UNTITLED KIM KARDASHIAN PROJECT (E!, New!) - Kim Kardashian is the latest socialite to land a reality series, this time at E!. Ryan Seacrest and Eliot Goldberg are behind the project, which will track the 26-year-old "model, actress and entrepreneur" Kardashian as well as her siblings (sisters Kourtney and Khloe and half-sisters Kendall and Kylie), mom/manager Kris and stepdad Bruce Jenner. Seacrest and Goldberg then will executive produce (via Ryan Seacrest Productions) alongside Bunim-Murray Productions's Jon Murray and Jeff Jenkins. No start date or episode order however was given.
UNTITLED LUKE REITER PROJECT (NBC, New!) - The ever-busy Barry Sonnenfeld ("Pushing Daisies") is teaming with writer Luke Reiter ("Boston Legal") for a new legal drama about the unapologetic lawyers at a prestigious New York law firm who will do whatever it takes to win their high-profile cases and outmaneuver one another. Universal Media Studios is producing the hour, which has received a pilot order from the Peacock. Sonnenfeld then will direct and executive produce the hour from a script by Reiter.

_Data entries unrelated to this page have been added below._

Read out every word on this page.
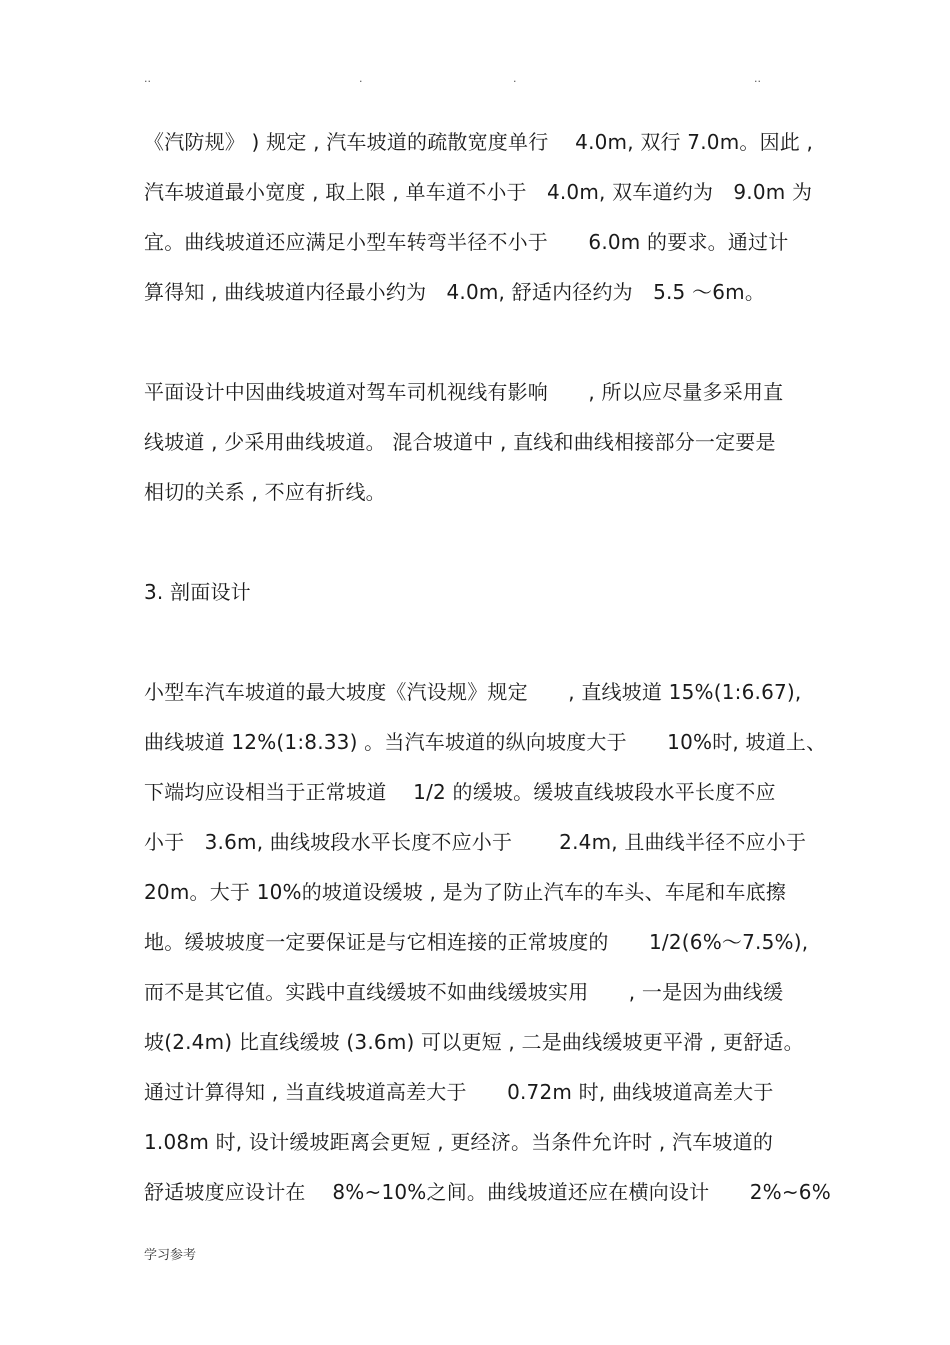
..	.	.	..
《汽防规》 ) 规定 , 汽车坡道的疏散宽度单行　 4.0m, 双行 7.0m。因此 ,
汽车坡道最小宽度 , 取上限 , 单车道不小于　4.0m, 双车道约为　9.0m 为
宜。曲线坡道还应满足小型车转弯半径不小于　　6.0m 的要求。通过计
算得知 , 曲线坡道内径最小约为　4.0m, 舒适内径约为　5.5 ～6m。
平面设计中因曲线坡道对驾车司机视线有影响　　, 所以应尽量多采用直
线坡道 , 少采用曲线坡道。 混合坡道中 , 直线和曲线相接部分一定要是
相切的关系 , 不应有折线。
3. 剖面设计
小型车汽车坡道的最大坡度《汽设规》规定　　, 直线坡道 15%(1:6.67),
曲线坡道 12%(1:8.33) 。当汽车坡道的纵向坡度大于　　10%时, 坡道上、
下端均应设相当于正常坡道　 1/2 的缓坡。缓坡直线坡段水平长度不应
小于　3.6m, 曲线坡段水平长度不应小于　　 2.4m, 且曲线半径不应小于
20m。大于 10%的坡道设缓坡 , 是为了防止汽车的车头、车尾和车底擦
地。缓坡坡度一定要保证是与它相连接的正常坡度的　　1/2(6%～7.5%),
而不是其它值。实践中直线缓坡不如曲线缓坡实用　　, 一是因为曲线缓
坡(2.4m) 比直线缓坡 (3.6m) 可以更短 , 二是曲线缓坡更平滑 , 更舒适。
通过计算得知 , 当直线坡道高差大于　　0.72m 时, 曲线坡道高差大于
1.08m 时, 设计缓坡距离会更短 , 更经济。当条件允许时 , 汽车坡道的
舒适坡度应设计在　 8%~10%之间。曲线坡道还应在横向设计　　2%~6%
学习参考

UNTITLED MARTIN CAMPBELL PROJECT (FOX, New!) - Feature helmer Martin Campbell ("Casino Royale") has inked a three-for-one deal with the network. The pact, which isn't tied to a specific studio, calls for him to develop three series projects - one of which will ultimately be given a pilot order. Campbell then will direct the resulting project and executive produce.

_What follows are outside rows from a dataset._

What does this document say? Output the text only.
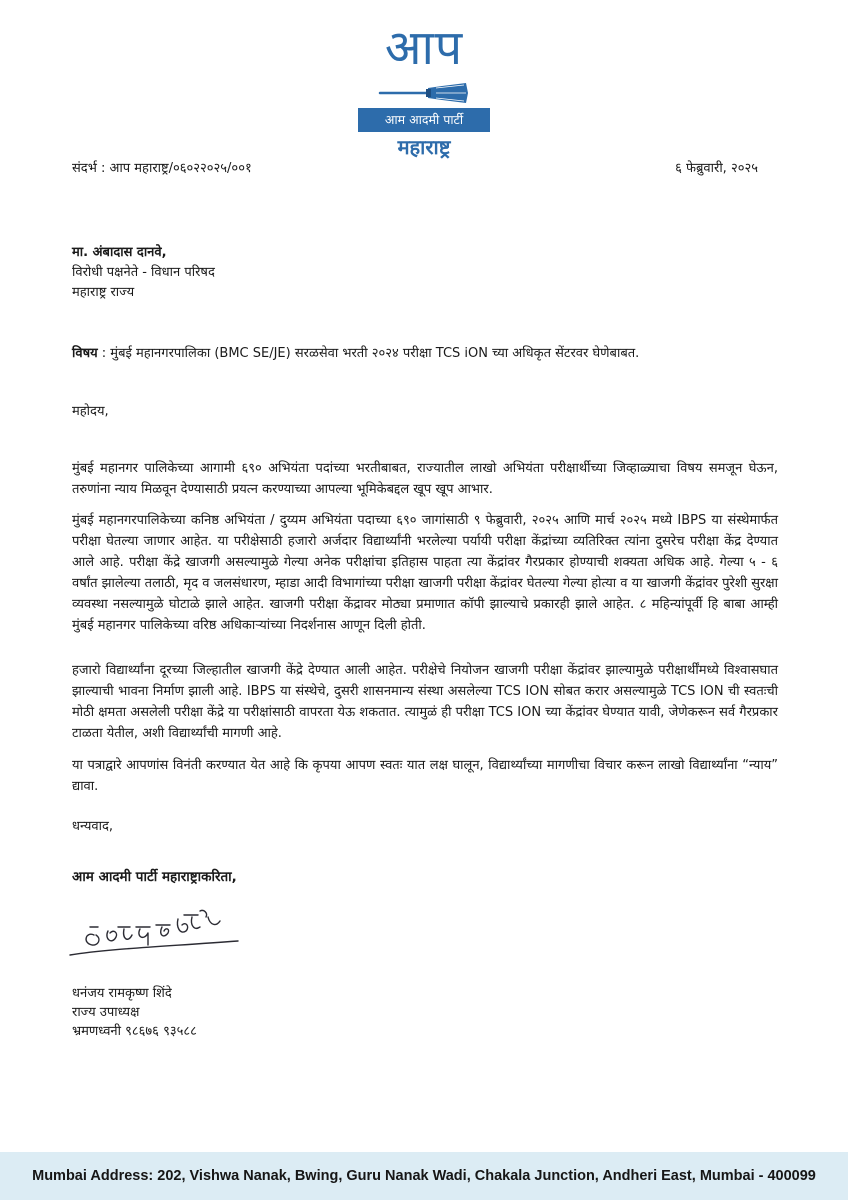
आप
आम आदमी पार्टी
महाराष्ट्र
संदर्भ : आप महाराष्ट्र/०६०२२०२५/००१	६ फेब्रुवारी, २०२५
मा. अंबादास दानवे,
विरोधी पक्षनेते - विधान परिषद
महाराष्ट्र राज्य
विषय : मुंबई महानगरपालिका (BMC SE/JE) सरळसेवा भरती २०२४ परीक्षा TCS iON च्या अधिकृत सेंटरवर घेणेबाबत.
महोदय,
मुंबई महानगर पालिकेच्या आगामी ६९० अभियंता पदांच्या भरतीबाबत, राज्यातील लाखो अभियंता परीक्षार्थीच्या जिव्हाळ्याचा विषय समजून घेऊन, तरुणांना न्याय मिळवून देण्यासाठी प्रयत्न करण्याच्या आपल्या भूमिकेबद्दल खूप खूप आभार.
मुंबई महानगरपालिकेच्या कनिष्ठ अभियंता / दुय्यम अभियंता पदाच्या ६९० जागांसाठी ९ फेब्रुवारी, २०२५ आणि मार्च २०२५ मध्ये IBPS या संस्थेमार्फत परीक्षा घेतल्या जाणार आहेत. या परीक्षेसाठी हजारो अर्जदार विद्यार्थ्यांनी भरलेल्या पर्यायी परीक्षा केंद्रांच्या व्यतिरिक्त त्यांना दुसरेच परीक्षा केंद्र देण्यात आले आहे. परीक्षा केंद्रे खाजगी असल्यामुळे गेल्या अनेक परीक्षांचा इतिहास पाहता त्या केंद्रांवर गैरप्रकार होण्याची शक्यता अधिक आहे. गेल्या ५ - ६ वर्षांत झालेल्या तलाठी, मृद व जलसंधारण, म्हाडा आदी विभागांच्या परीक्षा खाजगी परीक्षा केंद्रांवर घेतल्या गेल्या होत्या व या खाजगी केंद्रांवर पुरेशी सुरक्षा व्यवस्था नसल्यामुळे घोटाळे झाले आहेत. खाजगी परीक्षा केंद्रावर मोठ्या प्रमाणात कॉपी झाल्याचे प्रकारही झाले आहेत. ८ महिन्यांपूर्वी हि बाबा आम्ही मुंबई महानगर पालिकेच्या वरिष्ठ अधिकाऱ्यांच्या निदर्शनास आणून दिली होती.
हजारो विद्यार्थ्यांना दूरच्या जिल्हातील खाजगी केंद्रे देण्यात आली आहेत. परीक्षेचे नियोजन खाजगी परीक्षा केंद्रांवर झाल्यामुळे परीक्षार्थींमध्ये विश्वासघात झाल्याची भावना निर्माण झाली आहे. IBPS या संस्थेचे, दुसरी शासनमान्य संस्था असलेल्या TCS ION सोबत करार असल्यामुळे TCS ION ची स्वतःची मोठी क्षमता असलेली परीक्षा केंद्रे या परीक्षांसाठी वापरता येऊ शकतात. त्यामुळं ही परीक्षा TCS ION च्या केंद्रांवर घेण्यात यावी, जेणेकरून सर्व गैरप्रकार टाळता येतील, अशी विद्यार्थ्यांची मागणी आहे.
या पत्राद्वारे आपणांस विनंती करण्यात येत आहे कि कृपया आपण स्वतः यात लक्ष घालून, विद्यार्थ्यांच्या मागणीचा विचार करून लाखो विद्यार्थ्यांना “न्याय” द्यावा.
धन्यवाद,
आम आदमी पार्टी महाराष्ट्राकरिता,
धनंजय रामकृष्ण शिंदे
राज्य उपाध्यक्ष
भ्रमणध्वनी ९८६७६ ९३५८८
Mumbai Address: 202, Vishwa Nanak, Bwing, Guru Nanak Wadi, Chakala Junction, Andheri East, Mumbai - 400099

UNTITLED SHELDON TURNER PROJECT (FX, New!) - Sheldon Turner ("The Longest Yard") is developing a new drama at the cable channel about two law-enforcement agents - one who's gone off the grid (and potentially rogue) and the other, an N.Y.P.D. officer, who's sent to find him - who are undercover in the world of the Russian Mafia. The project then is set up at Pete Berg and Sarah Aubrey's Film 44 banner ("Friday Night Lights") with the pair executive producing alongside Turner. Should it move forward to pilot, Berg is expected to direct schedule permitting.
WORST WEEK (CBS, New!) - Matt Tarses ("Scrubs") is the latest writer/producer to take a stab at importing the British comedy "The Worst Week of My Life," which tells the story of a young couple who have to navigate the politics of dealing with their soon-to-be in-laws. The Eye has given a pilot order to the Universal Media Studios/Hat Trick Productions-based project and has commissioned four additional scripts. Marc Buckland ("My Name Is Earl") is also on board to direct the half-hour and executive produce alongside Tarses and Jimmy Mulville. Hat Trick previously set up "Worst Week" at FOX, 20th Century Fox Television and Regency Television where a pilot was shot starring Anna Galvin, Charles Malik Whitfield, David Ogden Stiers, Jaime King, JoBeth Williams, Stephanie Nicole Lemelin and Zachary Levi for 2006-07 season consideration. Ed Decter and John J. Strauss were behind said effort with Adam Shankman directing. The group subsequently tried to redevelop the concept with Ben Wexler at the helm however it didn't evolve past the studio draft.